Comment by itsthecourier
5 hours ago
when your head move, and with it your eyes, you move what's in front of them to your perspective inside the simulation, just as VR works
but in this case it is detrimental because the screen is fixed, the natural behavior would be not to move it
or at least do very little with it like a parallax
the current demo would cause nausea after a moment
This is a good example of having sound logic but not understanding the actual use case. It's simply a way to add functionality in a way to attempt to mimic what humans are capable of in a game. Not everyone wants to or is capable of using VR for various reasons. This allows you to use a slight physical movement of your head to replace using a mouse to move the camera, primarily in flight and racing simulators. That means you don't have to take your hand off of the racing wheel to move a mouse around, or even need to have a mouse available to you.

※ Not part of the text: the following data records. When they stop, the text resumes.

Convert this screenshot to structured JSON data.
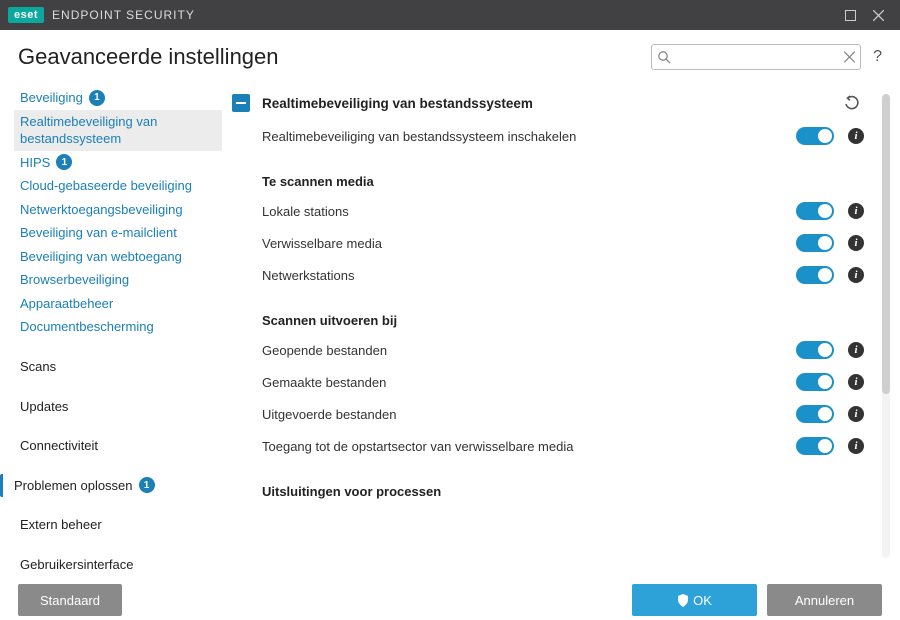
{
  "titlebar": {
    "brand": "eset",
    "product": "ENDPOINT SECURITY"
  },
  "header": {
    "title": "Geavanceerde instellingen",
    "search_placeholder": "",
    "help": "?"
  },
  "sidebar": {
    "items": [
      {
        "label": "Beveiliging",
        "link": true,
        "badge": "1"
      },
      {
        "label": "Realtimebeveiliging van bestandssysteem",
        "link": true,
        "selected": true
      },
      {
        "label": "HIPS",
        "link": true,
        "badge": "1"
      },
      {
        "label": "Cloud-gebaseerde beveiliging",
        "link": true
      },
      {
        "label": "Netwerktoegangsbeveiliging",
        "link": true
      },
      {
        "label": "Beveiliging van e-mailclient",
        "link": true
      },
      {
        "label": "Beveiliging van webtoegang",
        "link": true
      },
      {
        "label": "Browserbeveiliging",
        "link": true
      },
      {
        "label": "Apparaatbeheer",
        "link": true
      },
      {
        "label": "Documentbescherming",
        "link": true
      },
      {
        "label": "Scans",
        "top": true
      },
      {
        "label": "Updates",
        "top": true
      },
      {
        "label": "Connectiviteit",
        "top": true
      },
      {
        "label": "Problemen oplossen",
        "top": true,
        "badge": "1",
        "bar": true
      },
      {
        "label": "Extern beheer",
        "top": true
      },
      {
        "label": "Gebruikersinterface",
        "top": true
      }
    ]
  },
  "main": {
    "section_title": "Realtimebeveiliging van bestandssysteem",
    "rows1": [
      {
        "label": "Realtimebeveiliging van bestandssysteem inschakelen",
        "on": true
      }
    ],
    "subhead1": "Te scannen media",
    "rows2": [
      {
        "label": "Lokale stations",
        "on": true
      },
      {
        "label": "Verwisselbare media",
        "on": true
      },
      {
        "label": "Netwerkstations",
        "on": true
      }
    ],
    "subhead2": "Scannen uitvoeren bij",
    "rows3": [
      {
        "label": "Geopende bestanden",
        "on": true
      },
      {
        "label": "Gemaakte bestanden",
        "on": true
      },
      {
        "label": "Uitgevoerde bestanden",
        "on": true
      },
      {
        "label": "Toegang tot de opstartsector van verwisselbare media",
        "on": true
      }
    ],
    "subhead3": "Uitsluitingen voor processen"
  },
  "footer": {
    "default": "Standaard",
    "ok": "OK",
    "cancel": "Annuleren"
  }
}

Have you tried it or is that your theory?
Don't all headtrackers work like this? Also the infrared ones.
People playing simulators such as DCS are used to have head tracking with OpenTrack. It's very helpful
Tons of people use head tracking like this via TrackIR and similar setups, it's quite common for space or air sim games.
And even with milsim FPS, as those blog posts from more than 10 years ago shows: https://dslyecxi.com/category/trackir/
When I used a head tracker (homemade infrared one), I just got used to shifting my head but keeping my eyes on the screen. Having a wider screen helps.
I learned how to shift my head only a little bit to move the FOV a lot when using one of those infrared trackers. Still kinda hurt my neck.
This is underrated advice. Wish someone told me this 5 years ago.